Although couscous originated in North Africa, today it enjoys international popularity thanks to its versatility as a grain that pairs perfectly with a variety of meats. And couscous served with seafood is a staple meal in Western Sicily. This recipe kicks it up a notch with a not too tangy yogurt-hummus sauce, sending your taste buds on a one-way trip to flavor country.
20-Minute Shrimp and Couscous with Yogurt-Hummus Sauce
1 cup whole wheat couscous or Israeli couscous (as shown in picture).

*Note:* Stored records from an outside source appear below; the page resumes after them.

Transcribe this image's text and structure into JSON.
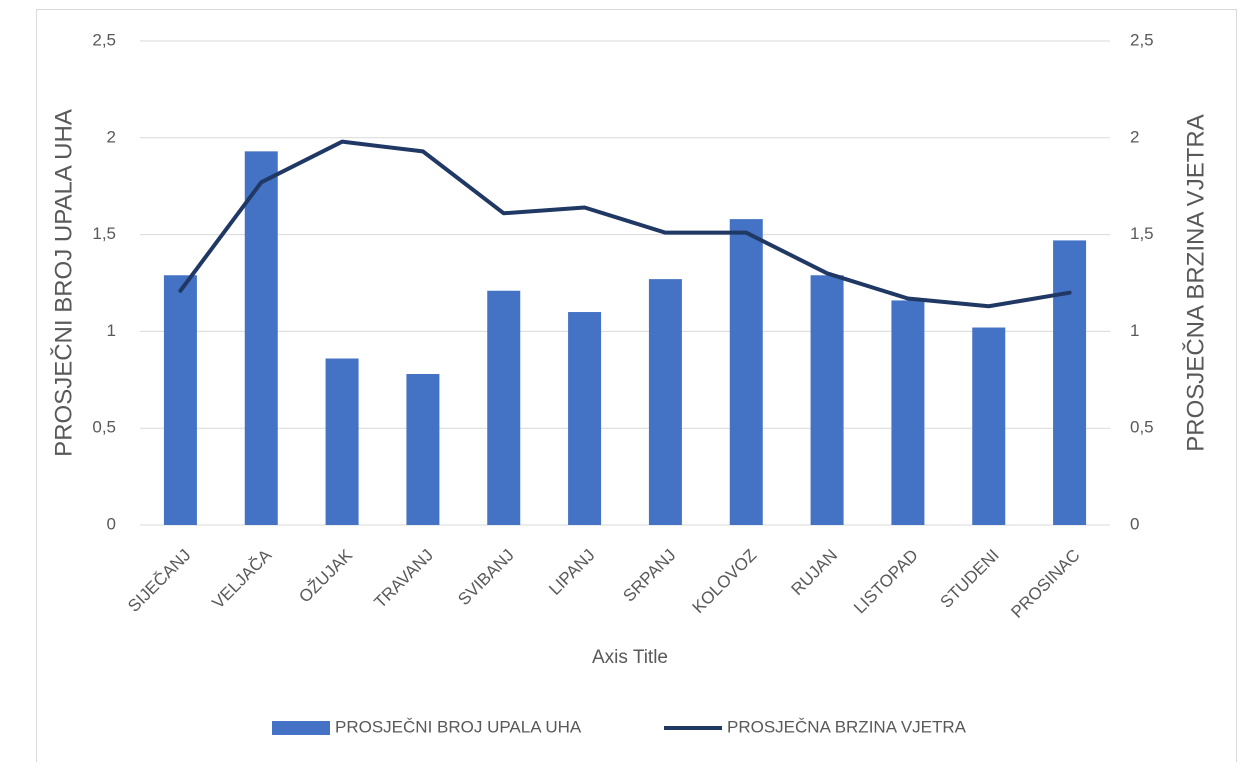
{
  "chart_data": {
    "type": "combo",
    "x_axis_title": "Axis Title",
    "y_axis_title": "PROSJEČNI BROJ UPALA UHA",
    "y2_axis_title": "PROSJEČNA BRZINA VJETRA",
    "categories": [
      "SIJEČANJ",
      "VELJAČA",
      "OŽUJAK",
      "TRAVANJ",
      "SVIBANJ",
      "LIPANJ",
      "SRPANJ",
      "KOLOVOZ",
      "RUJAN",
      "LISTOPAD",
      "STUDENI",
      "PROSINAC"
    ],
    "series": [
      {
        "name": "PROSJEČNI BROJ UPALA UHA",
        "type": "bar",
        "color": "#4472c4",
        "values": [
          1.29,
          1.93,
          0.86,
          0.78,
          1.21,
          1.1,
          1.27,
          1.58,
          1.29,
          1.16,
          1.02,
          1.47
        ]
      },
      {
        "name": "PROSJEČNA BRZINA VJETRA",
        "type": "line",
        "axis": "y2",
        "color": "#203864",
        "values": [
          1.21,
          1.77,
          1.98,
          1.93,
          1.61,
          1.64,
          1.51,
          1.51,
          1.3,
          1.17,
          1.13,
          1.2
        ]
      }
    ],
    "ylim": [
      0,
      2.5
    ],
    "yticks": [
      0,
      {
        "value": 0.5,
        "label": "0,5"
      },
      1,
      {
        "value": 1.5,
        "label": "1,5"
      },
      2,
      {
        "value": 2.5,
        "label": "2,5"
      }
    ],
    "y2lim": [
      0,
      2.5
    ],
    "y2ticks": [
      0,
      {
        "value": 0.5,
        "label": "0,5"
      },
      1,
      {
        "value": 1.5,
        "label": "1,5"
      },
      2,
      {
        "value": 2.5,
        "label": "2,5"
      }
    ],
    "grid": true,
    "legend": "bottom"
  }
}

¼ cup dried apricots, chopped (or golden raisins)
2 tablespoons olive oil
½ cup 2-percent plain Greek yogurt
1 tablespoon prepared hummus
2 tablespoons chopped fresh mint or dill Kosher salt
1 ¼ pounds medium shrimp, peeled and deveined, tails removed
1 cup cherry tomatoes, halved
¼ to ½ teaspoon hot paprika
Juice of ½ lemon
- Preheat the broiler to high.
- Combine the couscous, apricots and 1 tablespoon of the olive oil in a bowl.
- Add 1 ¼ cups very hot water, cover with plastic wrap and let sit until all of the water is absorbed and the couscous is tender (about 5 minutes).
- Stir together the yogurt, hummus, mint and 1 to 2 tablespoons water in another bowl.
- Season with salt and set aside.
- Toss the shrimp, tomatoes, and the remaining 1 tablespoon olive oil and paprika together.
- Spread out on a baking sheet and broil until the shrimp is opaque and cooked through, about 4 minutes.
- Drizzle with the lemon juice. Fluff the couscous with a fork.
- Divide the shrimp and couscous among 4 plates.
- Scrape any of the drippings from the baking sheet into the yogurt-hummus sauce.
- Serve the shrimp and couscous with the sauce.
NOTE: Feta cheese can be sprinkled on the couscous if desired. I love mine with Feta!